No caso dos combustíveis navais, os mandatos de mistura de combustível renovável ainda não estão em vigor e as misturas de biodiesel ainda não estão disponíveis no mercado, embora a produção e a distribuição estejam acessíveis através de contratos estabelecidos. Testes realizados em navios oceânicos mostraram que os biocombustíveis podem ser efetivamente misturados com combustível regular, sem efeitos drásticos sobre o motor.

Forças
• As matérias primas são extremamente baixas em teor de enxofre;
• As matérias primas lignocelulósicas de segunda geração são abundantes;
• Os combustíveis marítimos são de qualidade inferior e não necessitam de atualização e refinação intensivas;
• Os combustíveis drop-in (mistura direta) não exigem grandes mudanças na infraestrutura de abastecimento.

Fraquezas
• Os biocombustíveis marítimos não são competitivos em termos de custo com combustíveis fósseis;
• Falta de dados de testes de combustível a longo prazo para biocombustíveis marítimos;
• Estabilidade do armazenamento e da oxidação do combustível;
• A produção comercial de altos volumes de biocombustíveis necessários para navios de transporte ainda não está estabelecida.

Oportunidades
• Regulamentos sobre combustíveis e emissões de Bunker Fuel Oil (BFO), um tipo de combustível marítimo, tornaram-se mais rigorosos;
• A introdução de novos combustíveis alternativos na mistura de combustíveis marítimos reduziria a dependência de combustíveis fósseis;
• Os biocombustíveis marítimos drop-in mostram um forte potencial para substituir parte do mix de combustíveis;
• Novas tecnologias de motores podem abrir um mercado marítimo para o bioetanol.

Ameaças
• As operações com combustíveis derivados de petróleo padrão são bem compreendidas.
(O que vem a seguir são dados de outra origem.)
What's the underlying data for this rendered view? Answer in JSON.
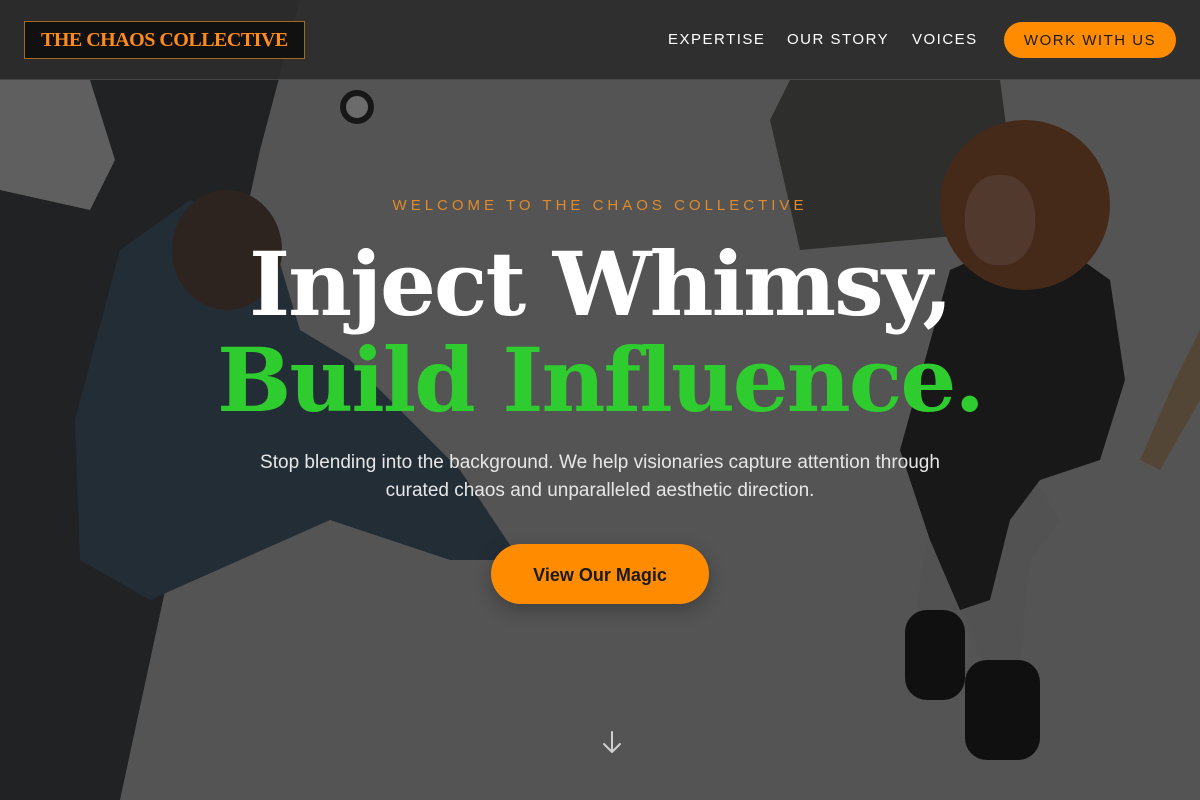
{
  "brand": {
    "logo_text": "THE CHAOS COLLECTIVE"
  },
  "nav": {
    "items": [
      {
        "label": "EXPERTISE"
      },
      {
        "label": "OUR STORY"
      },
      {
        "label": "VOICES"
      }
    ],
    "cta_label": "WORK WITH US"
  },
  "hero": {
    "eyebrow": "WELCOME TO THE CHAOS COLLECTIVE",
    "headline_line1": "Inject Whimsy,",
    "headline_line2": "Build Influence.",
    "subtitle": "Stop blending into the background. We help visionaries capture attention through curated chaos and unparalleled aesthetic direction.",
    "cta_label": "View Our Magic",
    "scroll_icon": "arrow-down-icon"
  },
  "colors": {
    "accent_orange": "#ff8c00",
    "headline_green": "#2ecc2e",
    "header_bg": "#2c2c2c",
    "logo_bg": "#111111"
  }
}
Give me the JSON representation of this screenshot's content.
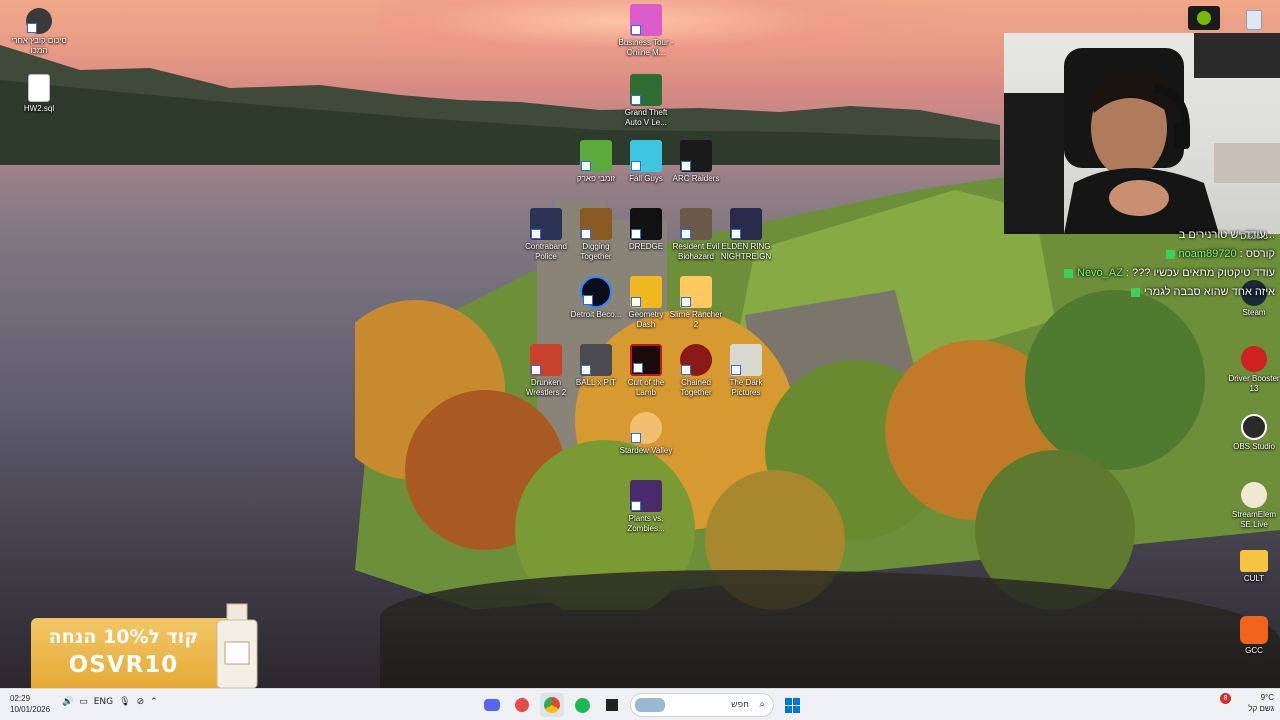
{
  "desktop_icons_left": [
    {
      "label": "סיכום קובץ אחר‏י המכו",
      "icon": "app-icon"
    },
    {
      "label": "HW2.sql",
      "icon": "file-icon"
    }
  ],
  "desktop_icons_center": [
    {
      "label": "Business Tour - Online M...",
      "icon": "business-tour-icon"
    },
    {
      "label": "Grand Theft Auto V Le...",
      "icon": "gta-icon"
    },
    {
      "label": "זומבי פארק",
      "icon": "zombie-icon"
    },
    {
      "label": "Fall Guys",
      "icon": "fall-guys-icon"
    },
    {
      "label": "ARC Raiders",
      "icon": "arc-raiders-icon"
    },
    {
      "label": "Contraband Police",
      "icon": "contraband-icon"
    },
    {
      "label": "Digging Together",
      "icon": "digging-icon"
    },
    {
      "label": "DREDGE",
      "icon": "dredge-icon"
    },
    {
      "label": "Resident Evil Biohazard",
      "icon": "resident-evil-icon"
    },
    {
      "label": "ELDEN RING NIGHTREIGN",
      "icon": "elden-ring-icon"
    },
    {
      "label": "Detroit Beco...",
      "icon": "detroit-icon"
    },
    {
      "label": "Geometry Dash",
      "icon": "geometry-dash-icon"
    },
    {
      "label": "Slime Rancher 2",
      "icon": "slime-rancher-icon"
    },
    {
      "label": "Drunken Wrestlers 2",
      "icon": "drunken-wrestlers-icon"
    },
    {
      "label": "BALL x PIT",
      "icon": "ball-pit-icon"
    },
    {
      "label": "Cult of the Lamb",
      "icon": "cult-lamb-icon"
    },
    {
      "label": "Chained Together",
      "icon": "chained-icon"
    },
    {
      "label": "The Dark Pictures",
      "icon": "dark-pictures-icon"
    },
    {
      "label": "Stardew Valley",
      "icon": "stardew-icon"
    },
    {
      "label": "Plants vs. Zombies...",
      "icon": "pvz-icon"
    }
  ],
  "desktop_icons_right": [
    {
      "label": "Discord",
      "icon": "discord-icon"
    },
    {
      "label": "Steam",
      "icon": "steam-icon"
    },
    {
      "label": "Driver Booster 13",
      "icon": "driver-booster-icon"
    },
    {
      "label": "OBS Studio",
      "icon": "obs-icon"
    },
    {
      "label": "StreamElem SE.Live",
      "icon": "streamelements-icon"
    },
    {
      "label": "CULT",
      "icon": "folder-icon"
    },
    {
      "label": "GCC",
      "icon": "gcc-icon"
    }
  ],
  "chat": [
    {
      "user": "",
      "message": "עודד יש טורנירים ב..."
    },
    {
      "user": "noam89720",
      "message": "קורסס"
    },
    {
      "user": "Nevo_AZ",
      "message": "??? עודד טיקטוק מתאים עכשיו"
    },
    {
      "user": "",
      "message": "איזה אחד שהוא סבבה לגמרי"
    }
  ],
  "promo": {
    "line1": "קוד ל10% הנחה",
    "line2": "OSVR10"
  },
  "taskbar": {
    "time": "02:29",
    "date": "10/01/2026",
    "language": "ENG",
    "search_placeholder": "חפש",
    "weather_temp": "9°C",
    "weather_text": "גשם קל",
    "notification_count": "8"
  },
  "colors": {
    "chat_user": "#7df07a",
    "taskbar_bg": "#eef0f4",
    "promo_bg": "#e6aa34"
  }
}
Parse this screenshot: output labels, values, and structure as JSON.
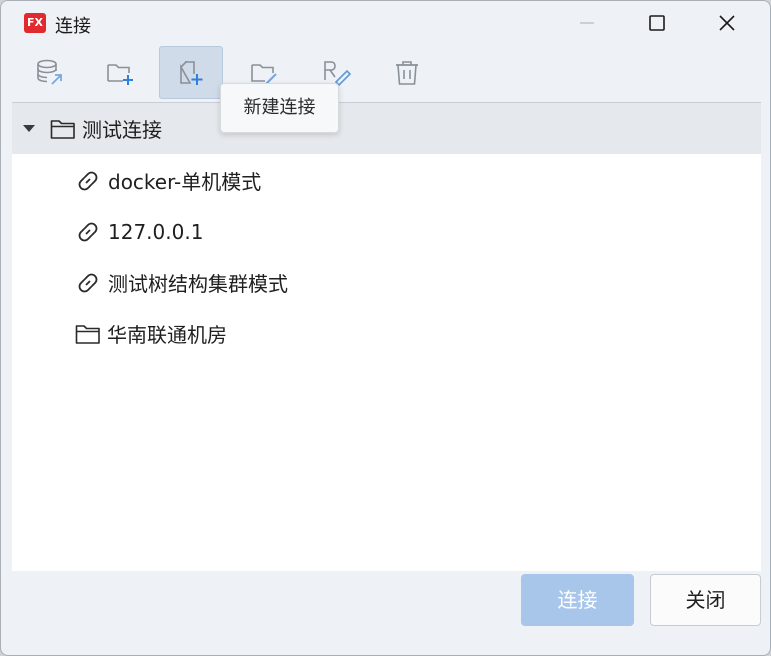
{
  "window": {
    "app_icon_text": "FX",
    "title": "连接"
  },
  "toolbar": {
    "buttons": [
      {
        "icon": "database-import-icon"
      },
      {
        "icon": "new-folder-icon"
      },
      {
        "icon": "new-connection-icon",
        "active": true
      },
      {
        "icon": "edit-folder-icon"
      },
      {
        "icon": "rename-icon"
      },
      {
        "icon": "trash-icon"
      }
    ],
    "tooltip": "新建连接"
  },
  "tree": {
    "root": {
      "label": "测试连接",
      "expanded": true,
      "selected": true
    },
    "children": [
      {
        "label": "docker-单机模式",
        "type": "connection"
      },
      {
        "label": "127.0.0.1",
        "type": "connection"
      },
      {
        "label": "测试树结构集群模式",
        "type": "connection"
      },
      {
        "label": "华南联通机房",
        "type": "folder"
      }
    ]
  },
  "footer": {
    "connect_label": "连接",
    "close_label": "关闭"
  },
  "colors": {
    "accent_disabled": "#a8c6ea",
    "app_icon": "#e02a2f",
    "toolbar_icon": "#8a9099",
    "plus_blue": "#2f7fe0"
  }
}
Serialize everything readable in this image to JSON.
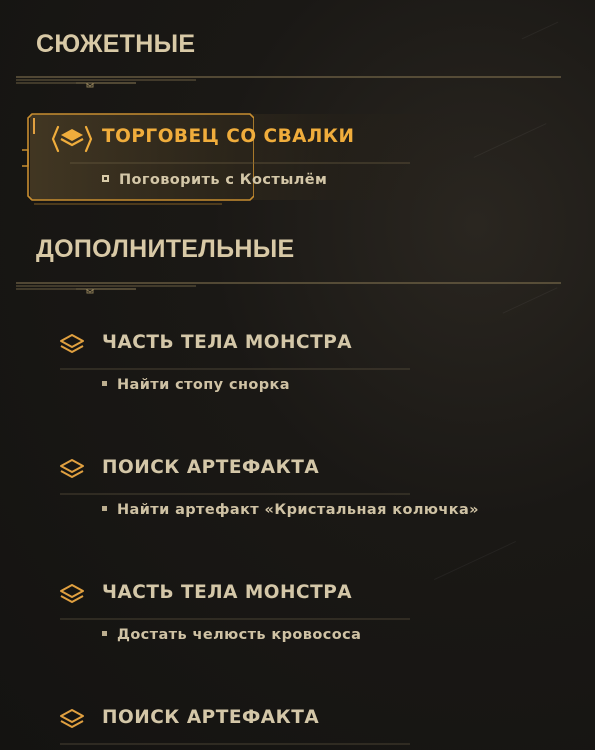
{
  "sections": {
    "story_title": "СЮЖЕТНЫЕ",
    "extra_title": "ДОПОЛНИТЕЛЬНЫЕ"
  },
  "story_quests": [
    {
      "title": "ТОРГОВЕЦ СО СВАЛКИ",
      "objective": "Поговорить с Костылём",
      "active": true,
      "icon": "quest-stack-icon"
    }
  ],
  "extra_quests": [
    {
      "title": "ЧАСТЬ ТЕЛА МОНСТРА",
      "objective": "Найти стопу снорка",
      "icon": "quest-stack-icon"
    },
    {
      "title": "ПОИСК АРТЕФАКТА",
      "objective": "Найти артефакт «Кристальная колючка»",
      "icon": "quest-stack-icon"
    },
    {
      "title": "ЧАСТЬ ТЕЛА МОНСТРА",
      "objective": "Достать челюсть кровососа",
      "icon": "quest-stack-icon"
    },
    {
      "title": "ПОИСК АРТЕФАКТА",
      "icon": "quest-stack-icon"
    }
  ],
  "colors": {
    "active_accent": "#f0ad3c",
    "text": "#d4c7a8",
    "section_title": "#d8c9a6",
    "background": "#1a1815"
  }
}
A mudança para biocombustíveis envolve um esforço entre fabricantes de motores, fornecedores de combustíveis, proprietários e operadores de navios;
• O GNL está lentamente ganhando popularidade como combustível alternativo;
• Os operadores de navios teriam de se adaptar a novos combustíveis no mix de combustíveis;
• Baixo preço do petróleo atrasou o desenvolvimento de biocombustíveis.
Os dados foram retirados do Biofuels for the marine shipping – University of Copenhagen 2017.